Guy Hind
- Full name: Guy Reginald Hind
- Born: 4 April 1887 Stoke-on-Trent, Staffordshire, England
- Died: 8 November 1970 (aged 83) Newcastle-under-Lyme, Staffordshire, England
- Notable relative(s): Wheelton Hind (father) W. M. Hind (grandfather)
- Occupation: Physician / surgeon

Rugby union career
- Position: Forward

International career
- Years: Team / Apps / (Points)
- 1908: Anglo-Welsh / 2 / (0)
- 1910–11: England / 2 / (0)

= Guy Hind =

England international rugby union player

Guy Reginald Hind (4 April 1887 – 8 November 1970) was an English international rugby union player.

==Biography==
A native of Stoke-on-Trent, Hind was the second-born son of surgeon Wheelton Hind and a grandson of botanist William Marsden Hind. He attended Haileybury and Imperial Service College, then followed his father into medicine.

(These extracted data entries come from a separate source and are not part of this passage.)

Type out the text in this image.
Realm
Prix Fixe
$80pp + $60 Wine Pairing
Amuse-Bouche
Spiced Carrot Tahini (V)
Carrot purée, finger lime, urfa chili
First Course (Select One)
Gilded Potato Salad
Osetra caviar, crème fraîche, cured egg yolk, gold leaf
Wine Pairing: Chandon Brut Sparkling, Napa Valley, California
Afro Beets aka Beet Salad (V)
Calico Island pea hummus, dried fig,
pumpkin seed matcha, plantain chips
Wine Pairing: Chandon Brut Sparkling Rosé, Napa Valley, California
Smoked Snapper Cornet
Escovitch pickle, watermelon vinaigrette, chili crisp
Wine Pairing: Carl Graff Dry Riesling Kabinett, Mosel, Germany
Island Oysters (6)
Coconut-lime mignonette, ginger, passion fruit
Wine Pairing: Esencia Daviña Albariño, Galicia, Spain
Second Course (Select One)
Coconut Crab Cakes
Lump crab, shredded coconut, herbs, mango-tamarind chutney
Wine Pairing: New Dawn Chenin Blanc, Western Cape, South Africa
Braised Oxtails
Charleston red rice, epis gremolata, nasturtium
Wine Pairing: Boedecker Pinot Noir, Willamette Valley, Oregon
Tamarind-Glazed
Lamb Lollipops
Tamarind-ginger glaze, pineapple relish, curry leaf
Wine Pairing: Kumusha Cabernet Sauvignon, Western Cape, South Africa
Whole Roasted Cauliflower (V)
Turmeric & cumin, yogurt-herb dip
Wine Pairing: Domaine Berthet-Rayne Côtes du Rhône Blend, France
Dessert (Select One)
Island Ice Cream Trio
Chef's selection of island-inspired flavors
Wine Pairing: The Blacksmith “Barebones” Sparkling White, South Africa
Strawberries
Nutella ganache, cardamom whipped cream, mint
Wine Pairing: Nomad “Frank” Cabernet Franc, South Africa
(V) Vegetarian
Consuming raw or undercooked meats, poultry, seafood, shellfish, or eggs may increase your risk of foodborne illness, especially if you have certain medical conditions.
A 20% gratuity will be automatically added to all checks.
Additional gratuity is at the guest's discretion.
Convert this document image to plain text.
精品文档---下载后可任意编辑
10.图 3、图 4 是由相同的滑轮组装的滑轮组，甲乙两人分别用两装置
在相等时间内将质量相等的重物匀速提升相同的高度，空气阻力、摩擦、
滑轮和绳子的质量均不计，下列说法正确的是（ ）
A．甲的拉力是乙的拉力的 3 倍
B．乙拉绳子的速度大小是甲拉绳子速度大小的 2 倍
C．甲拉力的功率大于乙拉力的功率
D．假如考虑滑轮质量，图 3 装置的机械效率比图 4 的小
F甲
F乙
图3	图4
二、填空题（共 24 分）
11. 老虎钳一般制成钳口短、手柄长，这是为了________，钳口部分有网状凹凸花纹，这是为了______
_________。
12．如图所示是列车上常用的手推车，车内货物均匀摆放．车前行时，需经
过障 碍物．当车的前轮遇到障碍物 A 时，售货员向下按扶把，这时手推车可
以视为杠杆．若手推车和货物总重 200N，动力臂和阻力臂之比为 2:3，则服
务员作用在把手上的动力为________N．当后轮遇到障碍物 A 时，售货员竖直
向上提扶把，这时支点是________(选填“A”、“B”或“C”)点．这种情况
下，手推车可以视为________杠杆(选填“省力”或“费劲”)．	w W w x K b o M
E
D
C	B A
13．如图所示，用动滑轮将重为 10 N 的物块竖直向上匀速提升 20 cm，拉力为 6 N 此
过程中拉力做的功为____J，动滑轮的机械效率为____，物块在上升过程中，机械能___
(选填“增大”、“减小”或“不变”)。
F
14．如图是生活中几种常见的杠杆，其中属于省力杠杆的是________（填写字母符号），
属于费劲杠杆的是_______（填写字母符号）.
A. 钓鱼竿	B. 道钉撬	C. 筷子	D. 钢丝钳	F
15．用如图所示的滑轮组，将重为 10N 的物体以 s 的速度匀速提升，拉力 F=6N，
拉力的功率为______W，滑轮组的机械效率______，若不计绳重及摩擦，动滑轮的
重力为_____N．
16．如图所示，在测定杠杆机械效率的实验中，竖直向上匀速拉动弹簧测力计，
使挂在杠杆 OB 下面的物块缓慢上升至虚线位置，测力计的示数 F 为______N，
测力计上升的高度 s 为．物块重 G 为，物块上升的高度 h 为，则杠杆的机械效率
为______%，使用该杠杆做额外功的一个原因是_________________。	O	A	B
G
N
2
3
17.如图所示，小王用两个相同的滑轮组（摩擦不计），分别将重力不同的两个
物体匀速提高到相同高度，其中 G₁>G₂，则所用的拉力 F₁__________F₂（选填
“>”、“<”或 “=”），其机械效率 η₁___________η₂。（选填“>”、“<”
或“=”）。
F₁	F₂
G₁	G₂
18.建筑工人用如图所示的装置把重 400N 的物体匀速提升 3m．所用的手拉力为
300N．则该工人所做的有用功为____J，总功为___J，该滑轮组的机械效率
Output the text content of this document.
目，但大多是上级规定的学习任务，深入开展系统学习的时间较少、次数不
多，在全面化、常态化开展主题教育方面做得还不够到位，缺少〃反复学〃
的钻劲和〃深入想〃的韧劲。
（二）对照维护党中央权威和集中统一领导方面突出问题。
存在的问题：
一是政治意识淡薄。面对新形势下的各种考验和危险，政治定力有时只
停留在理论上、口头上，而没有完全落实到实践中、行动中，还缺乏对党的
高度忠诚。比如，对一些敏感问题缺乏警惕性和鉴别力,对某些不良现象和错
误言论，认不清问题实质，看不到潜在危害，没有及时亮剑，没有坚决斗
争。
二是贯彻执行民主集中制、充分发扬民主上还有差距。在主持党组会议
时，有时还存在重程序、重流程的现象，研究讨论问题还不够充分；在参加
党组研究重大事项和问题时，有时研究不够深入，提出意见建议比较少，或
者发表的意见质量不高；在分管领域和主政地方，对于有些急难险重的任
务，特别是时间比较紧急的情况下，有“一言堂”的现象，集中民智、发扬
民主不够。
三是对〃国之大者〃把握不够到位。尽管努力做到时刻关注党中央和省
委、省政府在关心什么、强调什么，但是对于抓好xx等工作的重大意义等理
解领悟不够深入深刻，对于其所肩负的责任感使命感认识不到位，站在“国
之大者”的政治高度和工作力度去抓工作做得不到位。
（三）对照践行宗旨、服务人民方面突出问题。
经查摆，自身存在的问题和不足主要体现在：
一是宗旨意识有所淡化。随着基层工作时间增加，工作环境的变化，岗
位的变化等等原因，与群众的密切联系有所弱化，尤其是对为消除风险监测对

Hind, a forward, was involved in hospital's rugby and also played for Blackheath. In 1908, Hind travelled to Australasia with the British Lions side (then known as Anglo-Welsh) and featured in two of the three matches against the All Blacks, amongst 14 tour appearances. He later gained two England caps, debuting in their 1910 Calcutta Cup win over Scotland, before a match against Ireland at Lansdowne Road the following year.